Vignes grêlées en Gironde: Le désarroi d'un viticulteur qui a perdu toute sa récolte
INTEMPERIES•Alors qu’environ 7.000 hectares ont été frappés par la grêle dans le Bordelais, la moitié du vignoble des Côtes de Bourg a été touchée. Hervé Descouvières, viticulteur sur cette appellation, a perdu l’ensemble de sa récolte à venir…Elsa Provenzano
L'essentiel
- Après le violent épisode de grêle, l’interprofession estime qu’environ 7.000 hectares ont été détruits. Parmi les appellations les plus touchées celle des Côtes de Bourg.
- Un vigneron des Côtes de Bourg, installé à Samonac, a perdu l’ensemble de sa récolte à venir.
- Pour lui, il faudrait autoriser une plus grande capacité de stockage et valoriser les prix pour aider les viticulteurs sinistrés.
La mine dépitée, Hervé Descouvières, propriétaire du château Macay dans les Côtes de Bourg, montre l’étendue des dégâts provoqués par la forte vague de grêle qui a frappé la Gironde samedi, au milieu de ces pieds de vignes. Les feuilles sont abîmées et les rameaux cassés.
« Hier ils étaient encore un peu verts mais deviennent marron à toute vitesse, soupire-t-il. Tout va se dessécher et tomber, on se croirait au mois d’octobre ». Sur l’appellation Côtes de Bourg, la moitié du vignoble a été ravagée. Hervé Descouvières a lui perdu l’ensemble de sa récolte à venir, sur 26 hectares de parcelles.
Les viticulteurs des Côtes de Bourg, avec ceux des Côtes de Blaye et du Haut Médoc ont été les plus touchés par le violent épisode de grêle. En seulement 15 minutes, l’interprofession bordelaise estime que 7.000 hectares de vignes ont été dévastés sur le Bordelais.
Un retour à la normale pas avant 2020
C’est un coup dur pour cet exploitant, qui emploie cinq personnes, et n’a pas d’assurance pour ce genre de situation. « Ces assurances sont trop chères pour nous, on ne les prend pas, explique-t-il. les prix auxquels on doit vendre nos vins ne nous le permettent pas ». En moyenne, il produit 180.000 bouteilles à l’année, qu’il vend entre 3 euros HT et 8 euros HT, soulignant que la grande distribution dicte les règles du jeu, sans laisser la possibilité aux viticulteurs d’ajuster leurs prix en fonction des aléas climatiques.
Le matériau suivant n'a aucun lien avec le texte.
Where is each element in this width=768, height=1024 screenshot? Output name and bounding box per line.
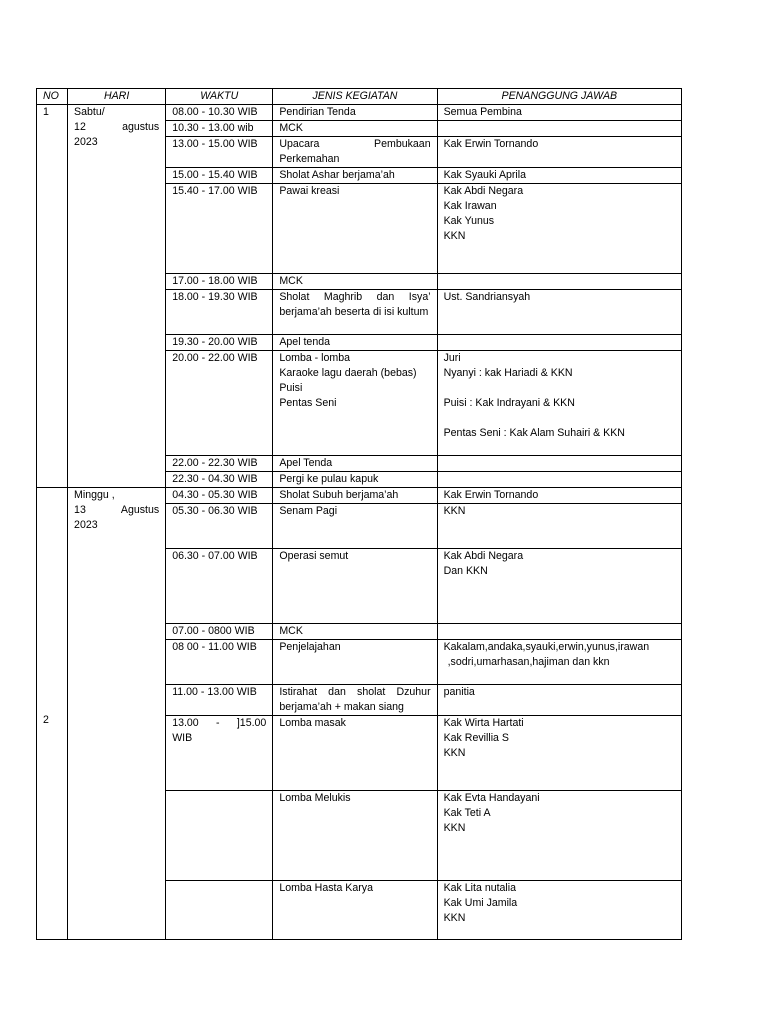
day-date-month: Agustus (120, 504, 160, 516)
time-cell: 13.00 - 15.00 WIB (166, 137, 273, 168)
pic-line: Kak Evta Handayani (443, 792, 540, 804)
pic-cell: Ust. Sandriansyah (437, 290, 681, 335)
activity-cell: Lomba masak (273, 716, 437, 791)
pic-line: Dan KKN (443, 565, 488, 577)
time-end: ]15.00 (236, 717, 267, 729)
activity-line: Karaoke lagu daerah (bebas) (279, 367, 417, 379)
header-waktu: WAKTU (166, 89, 273, 105)
day-date-month: agustus (122, 121, 160, 133)
day-date (68, 488, 166, 940)
activity-cell: Senam Pagi (273, 504, 437, 549)
time-start: 13.00 (172, 717, 199, 729)
time-cell: 15.40 - 17.00 WIB (166, 184, 273, 274)
header-hari: HARI (68, 89, 166, 105)
pic-line: Kak Lita nutalia (443, 882, 517, 894)
activity-cell: Penjelajahan (273, 640, 437, 685)
pic-line: Kak Abdi Negara (443, 185, 524, 197)
schedule-table (36, 88, 682, 940)
time-cell: 15.00 - 15.40 WIB (166, 168, 273, 184)
activity-line: Puisi (279, 382, 303, 394)
activity-cell: Sholat Maghrib dan Isya’ berjama’ah beserta di isi kultum (273, 290, 437, 335)
pic-line: Kakalam,andaka,syauki,erwin,yunus,irawan (443, 641, 650, 653)
pic-line: Kak Abdi Negara (443, 550, 524, 562)
activity-cell: Apel tenda (273, 335, 437, 351)
time-cell: 06.30 - 07.00 WIB (166, 549, 273, 624)
pic-line: Kak Umi Jamila (443, 897, 518, 909)
pic-line: KKN (443, 747, 466, 759)
pic-cell (437, 184, 681, 274)
time-cell: 07.00 - 0800 WIB (166, 624, 273, 640)
pic-cell: Kak Erwin Tornando (437, 137, 681, 168)
time-cell: 04.30 - 05.30 WIB (166, 488, 273, 504)
pic-cell (437, 624, 681, 640)
day-label: Sabtu/ (74, 106, 105, 118)
pic-cell (437, 640, 681, 685)
activity-cell: Operasi semut (273, 549, 437, 624)
pic-line: Nyanyi : kak Hariadi & KKN (443, 367, 573, 379)
time-cell: 08.00 - 10.30 WIB (166, 105, 273, 121)
activity-cell: Pawai kreasi (273, 184, 437, 274)
activity-cell: Pendirian Tenda (273, 105, 437, 121)
table-row (37, 105, 682, 121)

Pour s’assurer, il lui faudrait débourser des centaines d’euros à l’hectare.
Après le gel de l’an dernier qui avait provoqué une perte de récolte de l’ordre de 20 à 25 % de sa production et la mauvaise année 2013, très pluvieuse, cela commence à faire beaucoup pour ce vigneron. « Tous les ans, il y a quelque chose de significatif et ces répétitions posent problème », se lamente-t-il. Et pour se relever de cette perte de récolte cela va prendre du temps. « Si en 2019, on récolte sur 50 à 60 % des parcelles on sera content, pointe-t-il. Et cela va demander beaucoup de travail manuel, cela va prendre du temps et coûter cher ». Un possible retour à la normale n'est pas envisageable avant 2020.
Le stockage et les prix de vente en leviers?
L’interprofession régule les capacités de stockage des exploitants. « Et nos stocks ne suffiront pas pour avancer l’argent afin de cultiver l’année prochaine, sans avoir de récolte cette année », s’inquiète Hervé Descouvières. Il estime que cela aiderait les viticulteurs de pouvoir faire des réserves plus importantes, « comme en Champagne ». Pour se remettre à flot, il faudrait qu’il puisse sortir un an et demi de trésorerie, soit de 8.000 à 9.000 euros l’hectare.
Pour faire face au sinistre, il estime aussi que les prix devraient être valorisés. « Le Négoce de Bordeaux va devoir faire des efforts », estime-t-il. Il attend avec impatience les annonces d’aides du gouvernement, se montrant néanmoins sceptique sur leur efficacité. « On subit des pertes d’exploitation pures et lourdes alors ce ne sont pas des mesurettes qui vont régler les problèmes, lâche-t-il. Qu’est-ce qui va se passer si on n’a rien à vendre ? »
Ancien cadre commercial dans l’industrie, il s’est reconverti dans la viticulture en 2012. « Je n’aurais peut-être pas dû… » lâche-t-il, amer, tout en faisant remarquer la beauté de son domaine vallonné.